Born on Christmas Day 1987 in Santa Rosa, California, Lage displayed prodigious talent by mastering the instrument at age five and appearing publicly the following year. His abilities quickly attracted attention, leading to performances with Carlos Santana at only eight years old as well as with Pat Metheny, Kenny Werner, Toots Thielemans, Martin Taylor, and David Grisman, among others. This period of his childhood received documentation in the Academy Award-nominated 1996 film Jules at Eight. Beyond live work, he recorded the 1999 duo album Dawg Duos with Grisman and delivered a rendition of “In a Sentimental Mood” alongside Martin Taylor and David Grisman for the 2000 compilation Acoustic Disc: 100% Handmade Music, Vol. 5. He also performed at numerous jazz concerts and festivals and appeared at the 2000 Grammy Awards.

Lage’s first solo album Sounding Point arrived on Emarcy in 2009 and was hailed as the emergence of a commanding new instrumental voice. The concept album Gladwell followed in 2011, featuring a quintet that included bassist Jorge Roeder, tenor saxophonist Dan Blake, cellist Aristides Rivas, and drummer-percussionist Tupac Mantilla. He moved to Palmetto Records for the 2013 duet project Free Flying with pianist Fred Hersch. The duo format continued to suit him. In 2014 he released Avalon with guitarist Chris Eldridge, produced by Kenneth Pattengale of the Milk Carton Kids; the collection blended bluegrass, folk, jazz, and classic pop standards, which the pair described as a “love letter to the acoustic guitar.” His second 2014 album, Room with Nels Cline on Mack Avenue, ranged from meticulously composed intricate pieces to entirely spontaneous improvisations. Arclight, a 2016 trio date with Scott Colley and Kenny Wollesen, was produced by Grammy-winning guitarist-songwriter Jesse Harris, known for work with Norah Jones and Madeleine Peyroux, and featured the single “Nocturne.” A five-song EP, Live in Los Angeles, documented live renditions of Arclight material later that year. Around the same period Lage served as a regular bandmember on Chris Thile’s variety radio program Live from Here. Early in 2017 he reunited with Chris Eldridge for Mount Royal, another set of acoustic guitar duets. Later that year he paired with Gyan Riley for Midsummer Moons, a duet album interpreting ten compositions by John Zorn. In 2018 the trio with Colley and Wollesen reassembled for Modern Lore, again produced by Harris; whereas Arclight had drawn from freewheeling pre-bop jazz, this recording integrated the rhythmic character and persona of early rock & roll within improvisational contexts.

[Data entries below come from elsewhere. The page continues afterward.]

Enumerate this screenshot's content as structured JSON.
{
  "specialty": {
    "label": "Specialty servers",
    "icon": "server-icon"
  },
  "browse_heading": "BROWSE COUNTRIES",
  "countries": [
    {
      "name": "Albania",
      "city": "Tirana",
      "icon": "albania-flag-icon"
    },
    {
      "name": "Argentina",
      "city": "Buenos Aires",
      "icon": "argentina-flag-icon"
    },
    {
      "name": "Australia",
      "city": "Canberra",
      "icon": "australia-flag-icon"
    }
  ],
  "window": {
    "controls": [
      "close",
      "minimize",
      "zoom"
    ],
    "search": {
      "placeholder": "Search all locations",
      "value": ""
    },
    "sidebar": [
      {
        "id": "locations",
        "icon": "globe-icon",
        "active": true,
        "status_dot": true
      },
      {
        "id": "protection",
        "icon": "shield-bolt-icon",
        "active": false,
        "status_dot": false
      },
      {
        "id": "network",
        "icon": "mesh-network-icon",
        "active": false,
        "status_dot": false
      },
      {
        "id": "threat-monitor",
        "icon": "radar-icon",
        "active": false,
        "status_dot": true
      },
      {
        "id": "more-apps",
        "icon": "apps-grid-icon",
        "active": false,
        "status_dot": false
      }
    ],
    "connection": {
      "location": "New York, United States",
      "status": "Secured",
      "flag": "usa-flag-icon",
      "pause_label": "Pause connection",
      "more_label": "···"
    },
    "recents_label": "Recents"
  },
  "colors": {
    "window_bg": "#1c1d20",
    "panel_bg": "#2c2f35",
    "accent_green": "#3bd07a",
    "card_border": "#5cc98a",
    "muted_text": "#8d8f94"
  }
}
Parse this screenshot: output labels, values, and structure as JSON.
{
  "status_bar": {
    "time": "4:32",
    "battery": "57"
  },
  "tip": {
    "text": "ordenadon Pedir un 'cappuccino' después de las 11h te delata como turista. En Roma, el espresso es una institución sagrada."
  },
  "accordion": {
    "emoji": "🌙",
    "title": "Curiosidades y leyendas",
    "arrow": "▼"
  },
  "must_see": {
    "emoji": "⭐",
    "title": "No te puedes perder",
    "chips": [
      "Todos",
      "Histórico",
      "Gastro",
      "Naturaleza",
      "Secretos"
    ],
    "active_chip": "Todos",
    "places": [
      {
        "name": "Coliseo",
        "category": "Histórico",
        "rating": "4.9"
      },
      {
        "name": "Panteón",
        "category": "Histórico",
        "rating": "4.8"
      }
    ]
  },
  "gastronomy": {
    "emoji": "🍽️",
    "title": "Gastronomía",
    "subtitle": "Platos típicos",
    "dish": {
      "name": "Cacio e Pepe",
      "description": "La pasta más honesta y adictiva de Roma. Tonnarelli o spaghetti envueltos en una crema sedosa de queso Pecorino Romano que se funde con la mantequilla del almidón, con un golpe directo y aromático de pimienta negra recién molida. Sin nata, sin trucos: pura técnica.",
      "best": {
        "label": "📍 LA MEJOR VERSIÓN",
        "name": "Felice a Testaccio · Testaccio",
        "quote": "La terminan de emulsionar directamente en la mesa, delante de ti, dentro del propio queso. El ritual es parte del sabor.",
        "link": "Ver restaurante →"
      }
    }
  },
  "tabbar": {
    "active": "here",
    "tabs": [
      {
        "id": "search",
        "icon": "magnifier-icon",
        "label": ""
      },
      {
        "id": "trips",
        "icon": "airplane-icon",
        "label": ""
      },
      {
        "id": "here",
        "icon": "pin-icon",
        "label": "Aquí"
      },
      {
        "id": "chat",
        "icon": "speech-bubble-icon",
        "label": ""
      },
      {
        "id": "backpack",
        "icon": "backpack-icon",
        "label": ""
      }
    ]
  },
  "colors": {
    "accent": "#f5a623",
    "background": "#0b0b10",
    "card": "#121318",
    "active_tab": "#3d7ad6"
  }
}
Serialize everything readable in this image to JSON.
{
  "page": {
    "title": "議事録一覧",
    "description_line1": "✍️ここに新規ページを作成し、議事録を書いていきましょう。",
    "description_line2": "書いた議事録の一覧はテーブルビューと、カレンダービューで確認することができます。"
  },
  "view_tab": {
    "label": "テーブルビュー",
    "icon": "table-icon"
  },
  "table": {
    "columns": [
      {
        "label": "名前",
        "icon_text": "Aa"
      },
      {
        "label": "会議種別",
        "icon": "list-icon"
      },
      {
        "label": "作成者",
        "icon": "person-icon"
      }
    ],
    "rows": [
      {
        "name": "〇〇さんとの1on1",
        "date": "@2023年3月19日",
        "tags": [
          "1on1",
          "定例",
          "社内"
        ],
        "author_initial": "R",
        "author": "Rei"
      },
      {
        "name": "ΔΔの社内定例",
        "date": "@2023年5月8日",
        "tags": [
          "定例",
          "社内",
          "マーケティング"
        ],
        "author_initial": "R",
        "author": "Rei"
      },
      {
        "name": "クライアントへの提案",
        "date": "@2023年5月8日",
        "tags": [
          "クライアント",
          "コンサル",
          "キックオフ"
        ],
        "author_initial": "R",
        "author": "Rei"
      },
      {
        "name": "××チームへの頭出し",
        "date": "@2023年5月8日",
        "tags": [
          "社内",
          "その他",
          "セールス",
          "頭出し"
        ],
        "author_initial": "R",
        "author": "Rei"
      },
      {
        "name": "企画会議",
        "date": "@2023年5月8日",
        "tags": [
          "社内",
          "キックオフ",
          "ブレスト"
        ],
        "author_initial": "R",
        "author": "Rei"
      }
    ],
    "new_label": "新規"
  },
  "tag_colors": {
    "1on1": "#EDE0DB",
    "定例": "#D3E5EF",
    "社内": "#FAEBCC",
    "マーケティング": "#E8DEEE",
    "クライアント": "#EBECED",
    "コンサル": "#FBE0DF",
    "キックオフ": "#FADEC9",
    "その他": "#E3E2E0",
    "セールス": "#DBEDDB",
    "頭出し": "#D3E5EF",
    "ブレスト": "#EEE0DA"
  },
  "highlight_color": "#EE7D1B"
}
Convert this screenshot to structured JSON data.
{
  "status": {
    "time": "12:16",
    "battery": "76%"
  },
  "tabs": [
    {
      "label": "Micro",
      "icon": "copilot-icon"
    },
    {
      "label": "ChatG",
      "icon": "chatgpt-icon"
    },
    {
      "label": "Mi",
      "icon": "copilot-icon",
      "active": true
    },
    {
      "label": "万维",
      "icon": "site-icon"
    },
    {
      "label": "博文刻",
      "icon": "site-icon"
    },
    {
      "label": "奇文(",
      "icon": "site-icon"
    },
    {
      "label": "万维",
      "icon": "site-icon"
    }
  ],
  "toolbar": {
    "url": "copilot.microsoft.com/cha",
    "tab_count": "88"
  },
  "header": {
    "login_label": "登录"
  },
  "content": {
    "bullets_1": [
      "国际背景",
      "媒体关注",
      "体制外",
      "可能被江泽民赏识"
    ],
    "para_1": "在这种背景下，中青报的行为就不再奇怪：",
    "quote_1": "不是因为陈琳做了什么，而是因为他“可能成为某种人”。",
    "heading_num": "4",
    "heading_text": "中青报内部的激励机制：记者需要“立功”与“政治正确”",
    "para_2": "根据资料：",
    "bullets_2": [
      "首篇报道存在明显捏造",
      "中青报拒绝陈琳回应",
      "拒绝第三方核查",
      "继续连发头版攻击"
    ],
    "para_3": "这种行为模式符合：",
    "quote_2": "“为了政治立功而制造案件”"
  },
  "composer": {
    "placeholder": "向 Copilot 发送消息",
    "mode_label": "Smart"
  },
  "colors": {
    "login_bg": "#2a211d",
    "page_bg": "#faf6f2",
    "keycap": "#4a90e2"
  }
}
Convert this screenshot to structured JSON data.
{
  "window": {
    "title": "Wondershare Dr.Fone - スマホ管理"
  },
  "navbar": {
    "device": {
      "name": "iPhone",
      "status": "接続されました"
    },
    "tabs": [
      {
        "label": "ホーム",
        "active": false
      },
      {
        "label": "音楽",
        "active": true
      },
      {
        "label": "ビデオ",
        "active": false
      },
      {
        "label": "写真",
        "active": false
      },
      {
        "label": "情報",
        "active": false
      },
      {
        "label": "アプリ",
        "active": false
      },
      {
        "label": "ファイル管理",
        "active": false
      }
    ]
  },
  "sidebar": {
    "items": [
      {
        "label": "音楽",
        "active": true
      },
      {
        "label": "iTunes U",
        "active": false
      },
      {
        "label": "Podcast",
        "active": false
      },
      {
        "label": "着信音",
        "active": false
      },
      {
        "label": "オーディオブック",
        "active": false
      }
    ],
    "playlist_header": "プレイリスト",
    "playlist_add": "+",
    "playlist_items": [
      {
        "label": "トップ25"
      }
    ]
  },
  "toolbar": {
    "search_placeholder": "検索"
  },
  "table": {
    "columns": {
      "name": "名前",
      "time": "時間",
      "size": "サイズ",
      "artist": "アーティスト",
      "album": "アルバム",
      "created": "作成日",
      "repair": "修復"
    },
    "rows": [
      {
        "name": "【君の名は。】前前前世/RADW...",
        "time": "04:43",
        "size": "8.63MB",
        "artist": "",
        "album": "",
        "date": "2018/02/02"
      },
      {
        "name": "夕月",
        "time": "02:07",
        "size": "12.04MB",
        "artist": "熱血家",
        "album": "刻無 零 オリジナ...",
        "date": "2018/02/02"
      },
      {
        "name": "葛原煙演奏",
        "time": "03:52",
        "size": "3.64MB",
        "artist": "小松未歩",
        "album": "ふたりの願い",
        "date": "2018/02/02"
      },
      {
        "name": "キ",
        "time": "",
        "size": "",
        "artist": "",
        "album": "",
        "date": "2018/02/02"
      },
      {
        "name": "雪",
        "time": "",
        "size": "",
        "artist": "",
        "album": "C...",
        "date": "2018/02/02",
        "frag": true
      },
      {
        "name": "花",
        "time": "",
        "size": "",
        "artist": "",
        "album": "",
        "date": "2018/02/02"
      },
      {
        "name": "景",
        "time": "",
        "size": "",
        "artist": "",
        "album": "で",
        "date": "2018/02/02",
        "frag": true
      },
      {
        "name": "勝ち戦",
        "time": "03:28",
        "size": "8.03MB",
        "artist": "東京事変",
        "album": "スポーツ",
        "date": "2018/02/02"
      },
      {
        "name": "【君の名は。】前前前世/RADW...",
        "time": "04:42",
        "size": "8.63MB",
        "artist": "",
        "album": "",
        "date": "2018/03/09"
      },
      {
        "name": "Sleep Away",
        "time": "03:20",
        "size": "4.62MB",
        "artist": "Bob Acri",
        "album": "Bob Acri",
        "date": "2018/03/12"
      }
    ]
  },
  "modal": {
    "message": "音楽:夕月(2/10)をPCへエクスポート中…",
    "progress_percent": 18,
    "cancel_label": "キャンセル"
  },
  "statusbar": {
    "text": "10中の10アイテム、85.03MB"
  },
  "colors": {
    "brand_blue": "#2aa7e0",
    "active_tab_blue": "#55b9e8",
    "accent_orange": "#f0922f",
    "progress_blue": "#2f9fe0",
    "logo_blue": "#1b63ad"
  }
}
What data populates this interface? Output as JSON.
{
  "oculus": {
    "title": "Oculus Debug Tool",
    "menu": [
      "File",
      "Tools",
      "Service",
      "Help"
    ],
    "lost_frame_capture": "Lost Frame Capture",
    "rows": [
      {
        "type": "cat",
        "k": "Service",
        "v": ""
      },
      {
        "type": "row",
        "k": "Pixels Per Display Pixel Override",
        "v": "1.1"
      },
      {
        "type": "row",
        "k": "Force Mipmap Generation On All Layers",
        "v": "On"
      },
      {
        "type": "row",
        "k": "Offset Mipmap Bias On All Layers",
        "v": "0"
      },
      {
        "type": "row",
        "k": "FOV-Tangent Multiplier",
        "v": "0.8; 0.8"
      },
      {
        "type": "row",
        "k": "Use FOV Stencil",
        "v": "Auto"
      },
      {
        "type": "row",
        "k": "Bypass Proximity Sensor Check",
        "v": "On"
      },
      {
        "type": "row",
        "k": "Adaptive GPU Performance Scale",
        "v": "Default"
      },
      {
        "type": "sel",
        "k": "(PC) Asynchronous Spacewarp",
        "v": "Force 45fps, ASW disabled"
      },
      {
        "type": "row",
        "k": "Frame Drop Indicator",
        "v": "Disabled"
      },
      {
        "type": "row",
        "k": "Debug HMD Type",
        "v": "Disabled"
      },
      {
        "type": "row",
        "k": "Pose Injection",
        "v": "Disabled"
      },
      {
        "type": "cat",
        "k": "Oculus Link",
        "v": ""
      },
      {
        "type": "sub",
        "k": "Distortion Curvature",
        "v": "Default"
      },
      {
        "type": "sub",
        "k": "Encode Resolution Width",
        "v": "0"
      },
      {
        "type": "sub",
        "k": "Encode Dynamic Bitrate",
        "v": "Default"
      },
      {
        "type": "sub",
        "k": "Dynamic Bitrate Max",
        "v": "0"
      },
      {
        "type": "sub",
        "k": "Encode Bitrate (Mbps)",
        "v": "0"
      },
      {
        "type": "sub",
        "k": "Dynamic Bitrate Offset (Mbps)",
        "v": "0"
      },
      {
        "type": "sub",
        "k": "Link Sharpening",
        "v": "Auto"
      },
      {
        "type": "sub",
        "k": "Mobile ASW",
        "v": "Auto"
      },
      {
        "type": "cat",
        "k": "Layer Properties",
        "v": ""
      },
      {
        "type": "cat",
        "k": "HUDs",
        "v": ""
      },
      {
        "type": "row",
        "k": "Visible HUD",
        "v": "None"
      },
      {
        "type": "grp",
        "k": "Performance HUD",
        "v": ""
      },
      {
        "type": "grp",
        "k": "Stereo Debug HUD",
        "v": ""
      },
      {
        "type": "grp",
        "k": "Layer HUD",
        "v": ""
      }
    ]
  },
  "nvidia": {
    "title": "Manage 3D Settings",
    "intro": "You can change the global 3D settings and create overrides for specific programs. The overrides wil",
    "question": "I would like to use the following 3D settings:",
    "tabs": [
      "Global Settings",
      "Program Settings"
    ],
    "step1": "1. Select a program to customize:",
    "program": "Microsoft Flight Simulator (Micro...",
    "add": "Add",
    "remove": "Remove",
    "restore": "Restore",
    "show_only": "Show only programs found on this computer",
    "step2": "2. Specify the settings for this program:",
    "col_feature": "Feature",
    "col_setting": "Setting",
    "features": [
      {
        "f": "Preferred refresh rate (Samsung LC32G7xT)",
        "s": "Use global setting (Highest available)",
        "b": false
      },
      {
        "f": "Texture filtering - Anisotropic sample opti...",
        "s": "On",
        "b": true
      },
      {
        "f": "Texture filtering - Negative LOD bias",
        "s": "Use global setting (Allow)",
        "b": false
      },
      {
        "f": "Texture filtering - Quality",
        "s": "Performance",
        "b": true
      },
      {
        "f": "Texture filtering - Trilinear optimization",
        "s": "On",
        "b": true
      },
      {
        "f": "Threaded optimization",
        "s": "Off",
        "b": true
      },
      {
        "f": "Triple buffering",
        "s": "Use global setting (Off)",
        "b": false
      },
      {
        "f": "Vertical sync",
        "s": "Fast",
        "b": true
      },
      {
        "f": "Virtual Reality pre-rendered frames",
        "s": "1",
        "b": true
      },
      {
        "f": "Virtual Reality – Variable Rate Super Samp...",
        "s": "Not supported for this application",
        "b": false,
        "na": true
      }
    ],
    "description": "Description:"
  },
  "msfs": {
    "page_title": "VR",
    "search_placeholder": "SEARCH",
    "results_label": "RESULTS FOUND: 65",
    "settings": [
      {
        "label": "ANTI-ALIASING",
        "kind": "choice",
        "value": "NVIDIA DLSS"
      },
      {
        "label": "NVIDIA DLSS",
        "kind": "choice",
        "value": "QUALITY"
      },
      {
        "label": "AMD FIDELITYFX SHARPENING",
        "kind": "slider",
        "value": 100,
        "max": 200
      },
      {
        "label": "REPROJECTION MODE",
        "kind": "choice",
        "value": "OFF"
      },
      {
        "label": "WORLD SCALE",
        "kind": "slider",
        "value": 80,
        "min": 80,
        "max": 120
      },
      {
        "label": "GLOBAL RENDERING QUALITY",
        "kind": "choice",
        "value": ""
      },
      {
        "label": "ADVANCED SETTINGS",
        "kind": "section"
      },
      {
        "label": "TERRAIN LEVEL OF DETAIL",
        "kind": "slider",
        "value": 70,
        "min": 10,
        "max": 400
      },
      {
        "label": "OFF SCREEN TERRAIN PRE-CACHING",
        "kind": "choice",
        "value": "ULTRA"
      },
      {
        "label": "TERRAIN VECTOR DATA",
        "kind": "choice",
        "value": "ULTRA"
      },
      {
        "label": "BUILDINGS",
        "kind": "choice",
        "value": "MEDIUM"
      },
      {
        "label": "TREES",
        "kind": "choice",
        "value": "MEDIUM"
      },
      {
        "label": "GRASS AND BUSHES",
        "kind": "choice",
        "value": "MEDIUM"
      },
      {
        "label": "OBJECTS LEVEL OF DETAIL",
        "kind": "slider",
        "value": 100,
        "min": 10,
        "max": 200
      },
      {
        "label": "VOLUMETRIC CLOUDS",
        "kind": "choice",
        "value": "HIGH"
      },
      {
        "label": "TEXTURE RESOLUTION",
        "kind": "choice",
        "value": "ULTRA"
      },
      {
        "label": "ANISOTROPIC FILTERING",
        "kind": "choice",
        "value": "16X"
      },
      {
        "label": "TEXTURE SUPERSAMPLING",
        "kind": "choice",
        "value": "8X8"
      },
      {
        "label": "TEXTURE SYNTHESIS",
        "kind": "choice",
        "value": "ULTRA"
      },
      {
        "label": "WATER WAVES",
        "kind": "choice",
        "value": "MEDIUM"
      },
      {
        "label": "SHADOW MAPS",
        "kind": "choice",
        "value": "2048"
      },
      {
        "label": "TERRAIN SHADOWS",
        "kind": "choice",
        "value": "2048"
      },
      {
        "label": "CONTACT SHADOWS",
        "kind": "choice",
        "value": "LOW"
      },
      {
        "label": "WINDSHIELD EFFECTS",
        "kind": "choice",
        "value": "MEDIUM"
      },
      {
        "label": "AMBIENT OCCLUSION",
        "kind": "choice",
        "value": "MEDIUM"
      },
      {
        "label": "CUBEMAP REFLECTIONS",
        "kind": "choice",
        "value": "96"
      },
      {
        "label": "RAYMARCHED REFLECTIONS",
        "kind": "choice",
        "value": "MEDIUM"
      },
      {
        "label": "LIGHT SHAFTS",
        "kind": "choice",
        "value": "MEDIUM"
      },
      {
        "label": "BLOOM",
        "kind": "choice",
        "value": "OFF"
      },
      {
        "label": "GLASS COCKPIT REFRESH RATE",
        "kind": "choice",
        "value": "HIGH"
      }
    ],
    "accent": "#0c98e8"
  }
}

Following tours with both his own ensembles and Cline’s groups, Lage assembled a new trio with bassist Jorge Roeder and drummer Dave King of the Bad Plus to record his third Mack Avenue album, Love Hurts, in 2019. While Arclight had examined pre-bop and country swing eras and Modern Lore had surveyed early rock & roll, Love Hurts saw the guitarist mining late-1960s and early-to-mid-1970s repertoire across multiple genres for covers of songs by Roy Orbison, Ornette Coleman, Jimmy Giuffre, and Peter Ivers, all reframed in a personal jazz-fusion idiom. With King and Roeder providing support, Lage returned in June 2021 with Squint, his Blue Note debut produced by Margaret Glaspy and Armand Hirsch. Expanding the trio into a quartet by adding guitarist Bill Frisell, the ensemble recorded ten original compositions and toured the summer jazz festival circuit. The Glaspy-produced View with a Room by the quartet appeared in September 2022. Sessions for that project yielded additional material, resulting in the March 2023 Blue Note release The Layers, a six-track prequel drawn from the same recordings. His subsequent album, produced by Joe Henry, emerged from an especially prolific writing period during a 2023 European tour with Roeder and King; the trio refined the new pieces in soundchecks and occasional performances. In the studio Lage further broadened the palette by shifting among solo acoustic, duo, trio, and large-ensemble formats according to each song’s requirements. The resulting Speak to Me appeared on Blue Note in March 2024.